Going forward, the belief seems to be that artificial intelligence (AI) will be important for all business operations. From data handling to automation, AI is believed will take businesses to the next level, in a dynamic digital environment. In that respect, enterprise architecture comes into the picture to ensure AI’s alignment with different business objectives. “I believe AI is pivotal in reshaping enterprise architecture by automating tasks, analysing data, and fostering adaptability. Its role can extend to predictive analytics, leveraging historical data to forecast trends and issues. Natural Language Processing (NLP) can enhance communication, while AI-driven security measures can fortify enterprise defences,” Vipin Vindal, CEO, Quarks Technosoft, a software company, told FE TransformX.
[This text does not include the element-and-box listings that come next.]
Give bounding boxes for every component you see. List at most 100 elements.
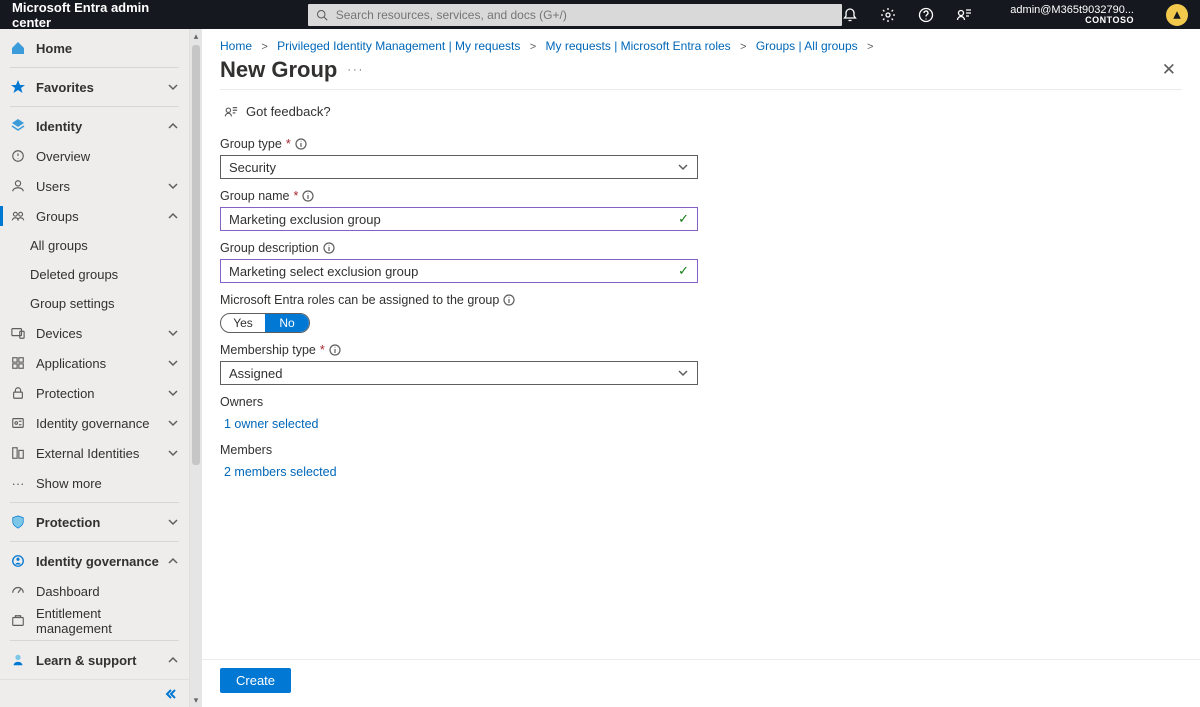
nav-home-label: Home [36, 41, 179, 56]
nav-groups-label: Groups [36, 209, 167, 224]
nav-identity[interactable]: Identity [0, 111, 189, 141]
chevron-up-icon [167, 555, 179, 567]
owners-link[interactable]: 1 owner selected [220, 413, 319, 433]
scroll-up-icon: ▴ [194, 29, 199, 43]
nav-entitlement[interactable]: Entitlement management [0, 606, 189, 636]
star-icon [10, 79, 26, 95]
nav-external-identities[interactable]: External Identities [0, 438, 189, 468]
info-icon[interactable] [329, 344, 341, 356]
roles-toggle-yes[interactable]: Yes [221, 314, 265, 332]
info-icon[interactable] [295, 138, 307, 150]
nav-group-settings-label: Group settings [30, 296, 179, 311]
roles-toggle[interactable]: Yes No [220, 313, 310, 333]
membership-select[interactable]: Assigned [220, 361, 698, 385]
nav-protection-sub-label: Protection [36, 386, 167, 401]
nav-home[interactable]: Home [0, 33, 189, 63]
feedback-icon [224, 105, 238, 119]
roles-label: Microsoft Entra roles can be assigned to… [220, 293, 499, 307]
avatar-icon [1171, 9, 1183, 21]
nav-identity-governance-label: Identity governance [36, 554, 167, 569]
breadcrumb-item[interactable]: Privileged Identity Management | My requ… [277, 39, 520, 53]
nav-dashboard-label: Dashboard [36, 584, 179, 599]
required-indicator: * [293, 189, 298, 203]
sidebar-scrollbar[interactable]: ▴ ▾ [190, 29, 202, 707]
topbar: Microsoft Entra admin center admin@M365t… [0, 0, 1200, 29]
nav-favorites[interactable]: Favorites [0, 72, 189, 102]
nav-overview[interactable]: Overview [0, 141, 189, 171]
nav-overview-label: Overview [36, 149, 179, 164]
group-desc-input[interactable]: Marketing select exclusion group ✓ [220, 259, 698, 283]
breadcrumb-item[interactable]: Home [220, 39, 252, 53]
more-actions-button[interactable]: ··· [347, 64, 364, 76]
account-block[interactable]: admin@M365t9032790... CONTOSO [1010, 4, 1134, 26]
shield-icon [10, 514, 26, 530]
overview-icon [10, 148, 26, 164]
info-icon[interactable] [302, 190, 314, 202]
nav-protection-sub[interactable]: Protection [0, 378, 189, 408]
lock-icon [10, 385, 26, 401]
group-name-input[interactable]: Marketing exclusion group ✓ [220, 207, 698, 231]
groups-icon [10, 208, 26, 224]
chevron-down-icon [167, 81, 179, 93]
breadcrumb-item[interactable]: Groups | All groups [756, 39, 858, 53]
footer: Create [202, 659, 1200, 707]
roles-toggle-no[interactable]: No [265, 314, 309, 332]
nav-applications-label: Applications [36, 356, 167, 371]
nav-deleted-groups[interactable]: Deleted groups [0, 260, 189, 289]
required-indicator: * [320, 343, 325, 357]
applications-icon [10, 355, 26, 371]
identity-icon [10, 118, 26, 134]
close-button[interactable]: ✕ [1162, 60, 1182, 80]
chevron-down-icon [167, 387, 179, 399]
nav-show-more[interactable]: ··· Show more [0, 468, 189, 498]
avatar[interactable] [1166, 4, 1188, 26]
global-search[interactable] [308, 4, 843, 26]
group-name-label: Group name [220, 189, 289, 203]
breadcrumb-item[interactable]: My requests | Microsoft Entra roles [546, 39, 731, 53]
nav-learn-support[interactable]: Learn & support [0, 645, 189, 675]
valid-check-icon: ✓ [678, 263, 689, 279]
help-icon[interactable] [918, 7, 934, 23]
chevron-down-icon [167, 327, 179, 339]
scroll-down-icon: ▾ [194, 693, 199, 707]
search-icon [316, 9, 328, 21]
feedback-button[interactable]: Got feedback? [220, 100, 335, 131]
group-name-value: Marketing exclusion group [229, 212, 381, 227]
nav-idgov-sub[interactable]: Identity governance [0, 408, 189, 438]
nav-users[interactable]: Users [0, 171, 189, 201]
settings-icon[interactable] [880, 7, 896, 23]
nav-applications[interactable]: Applications [0, 348, 189, 378]
info-icon[interactable] [503, 294, 515, 306]
account-user: admin@M365t9032790... [1010, 4, 1134, 16]
nav-groups[interactable]: Groups [0, 201, 189, 231]
nav-group-settings[interactable]: Group settings [0, 289, 189, 318]
chevron-right-icon: > [530, 41, 536, 53]
nav-idgov-sub-label: Identity governance [36, 416, 167, 431]
required-indicator: * [286, 137, 291, 151]
nav-devices[interactable]: Devices [0, 318, 189, 348]
chevron-down-icon [167, 516, 179, 528]
members-link[interactable]: 2 members selected [220, 461, 337, 481]
entitlement-icon [10, 613, 26, 629]
nav-protection-label: Protection [36, 515, 167, 530]
create-button[interactable]: Create [220, 668, 291, 693]
nav-identity-governance[interactable]: Identity governance [0, 546, 189, 576]
chevron-right-icon: > [261, 41, 267, 53]
support-icon [10, 652, 26, 668]
nav-entitlement-label: Entitlement management [36, 606, 179, 636]
main-panel: Home > Privileged Identity Management | … [202, 29, 1200, 707]
governance-icon [10, 415, 26, 431]
dashboard-icon [10, 583, 26, 599]
info-icon[interactable] [323, 242, 335, 254]
group-type-select[interactable]: Security [220, 155, 698, 179]
feedback-icon[interactable] [956, 7, 972, 23]
chevron-down-icon [167, 417, 179, 429]
nav-dashboard[interactable]: Dashboard [0, 576, 189, 606]
nav-protection[interactable]: Protection [0, 507, 189, 537]
feedback-label: Got feedback? [246, 104, 331, 119]
sidebar: Home Favorites Identity Overview Users [0, 29, 190, 707]
nav-all-groups[interactable]: All groups [0, 231, 189, 260]
collapse-sidebar-button[interactable] [0, 679, 189, 707]
global-search-input[interactable] [334, 7, 835, 23]
notifications-icon[interactable] [842, 7, 858, 23]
Market research suggests that enterprise architecture can benefit from AI applications such as ChatGPT. From what it’s understood, generative AI carries the ability to procure data from different areas, which enterprise architecture can utilise to distribute among different business sections. To develop an AI-based enterprise architecture, the primary step is to consider the need to locate adoption opportunities, which could include fields such as product creation, finance, marketing, supply chain management, and customer relationships, among others. Various applications for AI-based enterprise architecture considered are metadata and analysis of business methodologies, NLP, assessing risks associated with transformation blueprints, data normalisation, linguistic translation, image identification, and model metamorphosis. “I think incorporating AI implies the primacy of extending and unifying businesses’ databases in ways that allow integrated intelligence involving business units, departments, geographies, among others. The AI core capabilities should also include models (such as LLMs) which have been built on external data, so the same can be finetuned and utilised for enterprise purposes. Use cases, from enhancing customer experience to fault detection, can be facilitated when they are built on these capabilities and leverage AI for automation and integration,” Manish Godha, founder and CEO, Advaiya, a business technology consulting company, highlighted.
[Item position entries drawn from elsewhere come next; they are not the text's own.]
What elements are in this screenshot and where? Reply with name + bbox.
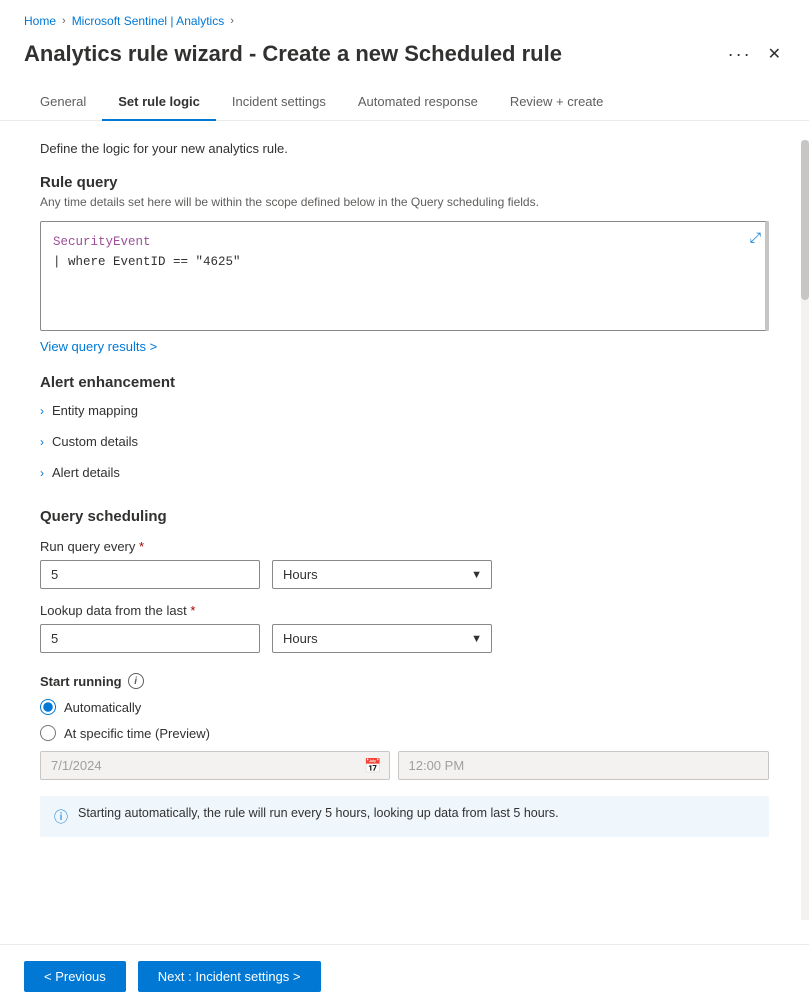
breadcrumb-sentinel[interactable]: Microsoft Sentinel | Analytics [72,14,225,28]
tab-incident-settings[interactable]: Incident settings [216,84,342,121]
next-button[interactable]: Next : Incident settings > [138,961,321,992]
scrollbar[interactable] [801,140,809,920]
custom-details-label: Custom details [52,434,138,449]
radio-specific-time[interactable]: At specific time (Preview) [40,725,769,741]
rule-query-subtitle: Any time details set here will be within… [40,195,769,209]
previous-button[interactable]: < Previous [24,961,126,992]
query-editor[interactable]: SecurityEvent | where EventID == "4625" [40,221,769,331]
info-banner-text: Starting automatically, the rule will ru… [78,806,559,820]
query-scheduling-section: Query scheduling Run query every * Hours… [40,508,769,653]
radio-automatically-label: Automatically [64,700,141,715]
more-options-icon[interactable]: ··· [728,45,752,63]
custom-details-item[interactable]: › Custom details [40,426,769,457]
start-running-label: Start running i [40,673,769,689]
rule-query-section: Rule query Any time details set here wil… [40,174,769,374]
close-button[interactable]: ✕ [764,40,785,68]
start-running-section: Start running i Automatically At specifi… [40,673,769,837]
breadcrumb-sep2: › [230,15,234,27]
lookup-data-required: * [190,603,195,618]
date-input-wrapper: 📅 [40,751,390,780]
entity-mapping-label: Entity mapping [52,403,138,418]
run-query-unit-wrapper: Hours Minutes Days ▼ [272,560,492,589]
alert-details-item[interactable]: › Alert details [40,457,769,488]
breadcrumb-sep1: › [62,15,66,27]
lookup-data-row: Hours Minutes Days ▼ [40,624,769,653]
query-line-2: | where EventID == "4625" [53,252,756,272]
start-running-info-icon[interactable]: i [128,673,144,689]
radio-automatically[interactable]: Automatically [40,699,769,715]
radio-specific-time-input[interactable] [40,725,56,741]
info-banner-icon: ⓘ [54,807,68,827]
calendar-icon: 📅 [364,757,381,774]
info-banner: ⓘ Starting automatically, the rule will … [40,796,769,837]
tab-set-rule-logic[interactable]: Set rule logic [102,84,216,121]
start-running-radio-group: Automatically At specific time (Preview) [40,699,769,741]
lookup-data-label: Lookup data from the last * [40,603,769,618]
page-header: Analytics rule wizard - Create a new Sch… [0,36,809,84]
run-query-unit-select[interactable]: Hours Minutes Days [272,560,492,589]
tab-automated-response[interactable]: Automated response [342,84,494,121]
expand-query-icon[interactable]: ⤢ [750,229,761,246]
custom-details-chevron: › [40,435,44,449]
rule-query-title: Rule query [40,174,769,191]
datetime-row: 📅 [40,751,769,780]
tab-general[interactable]: General [24,84,102,121]
view-query-results-link[interactable]: View query results > [40,339,157,354]
query-line-1: SecurityEvent [53,232,756,252]
lookup-data-value-input[interactable] [40,624,260,653]
scrollbar-thumb[interactable] [801,140,809,300]
run-query-label: Run query every * [40,539,769,554]
alert-enhancement-section: Alert enhancement › Entity mapping › Cus… [40,374,769,488]
run-query-required: * [139,539,144,554]
lookup-data-unit-wrapper: Hours Minutes Days ▼ [272,624,492,653]
radio-specific-time-label: At specific time (Preview) [64,726,210,741]
radio-automatically-input[interactable] [40,699,56,715]
query-box-wrapper: SecurityEvent | where EventID == "4625" … [40,221,769,331]
alert-details-chevron: › [40,466,44,480]
breadcrumb: Home › Microsoft Sentinel | Analytics › [0,0,809,36]
query-scroll-indicator [765,221,769,331]
entity-mapping-chevron: › [40,404,44,418]
run-query-row: Hours Minutes Days ▼ [40,560,769,589]
time-input[interactable] [398,751,770,780]
section-intro: Define the logic for your new analytics … [40,141,769,156]
entity-mapping-item[interactable]: › Entity mapping [40,395,769,426]
tab-review-create[interactable]: Review + create [494,84,620,121]
header-actions: ··· ✕ [728,40,785,68]
run-query-value-input[interactable] [40,560,260,589]
query-scheduling-title: Query scheduling [40,508,769,525]
main-content: Define the logic for your new analytics … [0,121,809,929]
alert-enhancement-title: Alert enhancement [40,374,769,391]
breadcrumb-home[interactable]: Home [24,14,56,28]
footer: < Previous Next : Incident settings > [0,944,809,1008]
lookup-data-unit-select[interactable]: Hours Minutes Days [272,624,492,653]
alert-details-label: Alert details [52,465,120,480]
date-input[interactable] [40,751,390,780]
page-title: Analytics rule wizard - Create a new Sch… [24,41,562,67]
tabs-bar: General Set rule logic Incident settings… [0,84,809,121]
According to Mordor Intelligence, a market intelligence and advisory firm, the enterprise AI sector has been valued at $25.10 billion for 2024 and is expected to reach $204.79 billion by 2029, at a 52.17% compound annual growth rate (CAGR). Data provided by Bank of America has predicted that the industrial robotics and AI section is expected to clock a $24 billion valuation by 2025. Reportedly, business-oriented AI adoption has witnessed more than double figures in the last five years. As per the annual ’McKinsey Global Survey on AI’ report, business-oriented AI adoption respondents, who stated using AI for around one business section, increased from 20% in 2017 to 50% in 2022. The ‘IBM Global AI Adoption Index 2022’ poll, in accordance with Morning Consult’s research for IBM, found that the global AI adoption percentage went up to 35%, which marked a four-point rise from 2021. Further details from the poll revealed that around 30% of respondents stated that their organisation’s employees were able to save time using AI and automation applications, 66% of companies mentioned AI’s usage for ensuring sustainability, and nearly half of the platforms specified about using AI for information technology (IT) automation and business process, which stood at 54%, develop IT or network capabilities, which stood at 53%, and better customer experiences, which stood at 48%. A 2023 Deloitte survey found that 55% of IT leaders are incorporating AI into their enterprise architecture right from the initial stages.
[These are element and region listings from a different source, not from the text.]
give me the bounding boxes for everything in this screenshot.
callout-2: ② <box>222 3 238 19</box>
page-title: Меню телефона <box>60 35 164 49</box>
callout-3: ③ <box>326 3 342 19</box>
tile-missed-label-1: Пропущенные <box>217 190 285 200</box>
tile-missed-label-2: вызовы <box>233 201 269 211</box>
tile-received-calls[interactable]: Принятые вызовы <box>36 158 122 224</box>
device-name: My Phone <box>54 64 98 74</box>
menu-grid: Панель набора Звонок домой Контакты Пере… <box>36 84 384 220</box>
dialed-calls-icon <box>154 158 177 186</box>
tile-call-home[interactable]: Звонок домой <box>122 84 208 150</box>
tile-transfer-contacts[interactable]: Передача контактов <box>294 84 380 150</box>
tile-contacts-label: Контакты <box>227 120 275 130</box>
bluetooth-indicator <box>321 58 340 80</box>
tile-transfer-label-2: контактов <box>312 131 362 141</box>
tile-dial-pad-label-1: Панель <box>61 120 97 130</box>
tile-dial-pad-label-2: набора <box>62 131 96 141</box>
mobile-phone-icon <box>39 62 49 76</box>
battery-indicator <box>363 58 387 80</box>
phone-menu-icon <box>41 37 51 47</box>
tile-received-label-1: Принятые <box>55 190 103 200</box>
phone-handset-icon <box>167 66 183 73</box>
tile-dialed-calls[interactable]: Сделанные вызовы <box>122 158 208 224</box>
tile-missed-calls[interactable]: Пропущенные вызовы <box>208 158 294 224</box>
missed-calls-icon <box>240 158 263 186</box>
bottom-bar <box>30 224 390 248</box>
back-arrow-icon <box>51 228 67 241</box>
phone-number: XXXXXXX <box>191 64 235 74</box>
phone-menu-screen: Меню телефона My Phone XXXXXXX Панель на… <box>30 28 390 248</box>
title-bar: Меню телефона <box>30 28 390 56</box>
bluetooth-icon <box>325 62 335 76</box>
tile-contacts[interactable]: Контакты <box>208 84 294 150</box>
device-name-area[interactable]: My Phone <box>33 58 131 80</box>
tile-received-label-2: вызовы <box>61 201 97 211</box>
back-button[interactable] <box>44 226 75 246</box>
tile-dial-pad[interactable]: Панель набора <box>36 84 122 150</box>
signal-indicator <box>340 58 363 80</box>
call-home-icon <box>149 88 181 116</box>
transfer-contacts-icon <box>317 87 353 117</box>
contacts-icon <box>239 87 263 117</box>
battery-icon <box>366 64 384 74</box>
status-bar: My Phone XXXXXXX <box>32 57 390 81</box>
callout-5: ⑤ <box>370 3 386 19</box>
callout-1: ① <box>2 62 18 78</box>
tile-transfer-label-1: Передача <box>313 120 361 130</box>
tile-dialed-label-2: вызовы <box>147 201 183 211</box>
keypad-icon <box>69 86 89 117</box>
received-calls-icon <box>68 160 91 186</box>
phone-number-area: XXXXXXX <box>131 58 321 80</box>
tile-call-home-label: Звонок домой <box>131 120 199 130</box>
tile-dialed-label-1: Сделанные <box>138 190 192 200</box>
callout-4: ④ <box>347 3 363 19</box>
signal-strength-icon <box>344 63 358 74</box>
Despite everything, market experts have highlighted that to have an AI-oriented enterprise architecture structure, the development of governance and ethical AI-based guidelines should be mandatory. It’s believed that regulatory frameworks are needed to ensure data transparency, security and privacy, which should be correlated with a corporation’s goals. Future predictions imply that the creation of a proper enterprise AI architecture requires investment, along with addressing ethical challenges around AI accountability. “The key to AI integration into enterprise architecture seems to lie in employing the right tools. I believe enterprise architecture tools play a crucial role in organising and visualising the complexities of systems and AI integrations. An AI deployment strategy should be architecture-led or influenced by architectural considerations. The success of AI integrations hinges not solely on technology but on harmonising people, processes, data, and technology,” Somdutta Singh, advisor, Government of India, concluded.